European stock markets .FTEU3 were down by up to half a percent, with dealers pointing to doubts over Greece's ability to make good on a promise to reach a cash-for-reforms deal with its euro zone partners by Sunday.
U.S. markets were also set to open a touch lower 1YMc1 ESc1, with a second estimate of first quarter economic output expected to show the economy contracted by 0.8 percent rather than growing 0.2 percent. ECONUS
That darkening of the economic picture has been at the heart of the dollar's roughest patch since the start of a rally last year that has changed the playing field for business and financial investors worldwide.
The U.S. currency fell as much as 9 percent against the euro between April 13 and May 15 but has recovered more than half of that loss in the past week after Federal Reserve chief Janet Yellen affirmed her willingness to raise interest rates this year.

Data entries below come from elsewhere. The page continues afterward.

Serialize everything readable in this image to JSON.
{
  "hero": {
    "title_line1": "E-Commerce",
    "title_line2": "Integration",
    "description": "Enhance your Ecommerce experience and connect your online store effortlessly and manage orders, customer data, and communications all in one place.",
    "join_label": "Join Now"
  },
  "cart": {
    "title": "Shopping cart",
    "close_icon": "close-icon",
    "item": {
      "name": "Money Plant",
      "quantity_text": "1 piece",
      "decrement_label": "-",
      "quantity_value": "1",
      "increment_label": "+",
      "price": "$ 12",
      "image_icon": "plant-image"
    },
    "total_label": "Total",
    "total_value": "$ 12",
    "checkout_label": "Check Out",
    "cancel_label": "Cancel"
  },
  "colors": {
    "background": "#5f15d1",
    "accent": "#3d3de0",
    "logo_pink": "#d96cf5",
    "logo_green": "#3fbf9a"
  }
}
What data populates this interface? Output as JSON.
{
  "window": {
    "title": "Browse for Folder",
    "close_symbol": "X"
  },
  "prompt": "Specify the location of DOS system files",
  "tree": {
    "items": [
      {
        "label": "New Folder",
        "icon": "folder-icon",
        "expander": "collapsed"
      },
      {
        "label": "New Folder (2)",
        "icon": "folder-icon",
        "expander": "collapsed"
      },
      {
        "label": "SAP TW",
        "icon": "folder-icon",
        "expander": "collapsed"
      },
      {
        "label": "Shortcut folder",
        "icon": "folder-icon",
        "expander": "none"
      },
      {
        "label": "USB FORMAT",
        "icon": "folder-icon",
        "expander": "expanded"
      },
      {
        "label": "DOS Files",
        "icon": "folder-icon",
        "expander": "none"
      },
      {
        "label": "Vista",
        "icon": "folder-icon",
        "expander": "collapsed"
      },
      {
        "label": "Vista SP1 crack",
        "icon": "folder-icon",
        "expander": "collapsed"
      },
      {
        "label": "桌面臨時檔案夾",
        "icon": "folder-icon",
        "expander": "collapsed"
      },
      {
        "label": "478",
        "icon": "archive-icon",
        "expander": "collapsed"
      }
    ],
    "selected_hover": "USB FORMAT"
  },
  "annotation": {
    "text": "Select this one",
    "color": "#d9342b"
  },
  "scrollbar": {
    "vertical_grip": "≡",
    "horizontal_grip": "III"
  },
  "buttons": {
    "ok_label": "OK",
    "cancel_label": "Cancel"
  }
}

"The dollar remains a buy, even if it is not so wise to buy it against the euro," analysts from French bank Societe Generale said in a note to clients.
"If we get some kind of Greek deal ... it will not get rid of long-term concerns, but it would trigger a bounce in the euro. So we would rather be long of the dollar against the yen, pound and Aussie and Canadian dollars."
On Friday, the dollar rose 0.05 percent on the day against a basket of currencies .DXY and dipped 0.2 percent against the euro to $1.0972 EUR=.
Earlier, Asian shares had risen as China's markets .SSEC edged back from the previous day's 7 percent plunge, though regional investors were fearful that the world's best performing equity market was at the beginning of a major correction.
Investors dumped stocks on Thursday after more brokers tightened margin trading requirements and the central bank drained money to reduce flush liquidity in the financial system. The index is still up 43 percent so far this year.
"The correction is not yet over," said David Dai, Shanghai-based investment director at Nanhai Fund Management Co Ltd.
"Yesterday's slump was too rapid, so many investors didn't have time to flee. Many are still seeking an exit. The market has risen too much, and too fast, so the confluence of bad news is causing panic selling."
Prices of German government bonds, a safe haven for money looking for refuge from the Greek worries, rose after an advance extract of a newspaper interview quoted IMF chief Christine Lagarde as saying a Greek exit from the euro was a possibility.
The Frankfurter Allgemeine Zeitung changed the quote in versions of the interview run in print and online editions on Friday to read: "Nobody would wish a Grexit on the Europeans."
The paper said the IMF approved the interview in its first version, but did not explain why it changed the 'Greek exit' quote in later versions. Messages from senior European officials on Friday morning was also mixed. [GR-M]
"Quite a lot of discord over Greece has materialised overnight, with there generally being huge scepticism over a deal being done this weekend," said Mizuho strategist Peter Chatwell.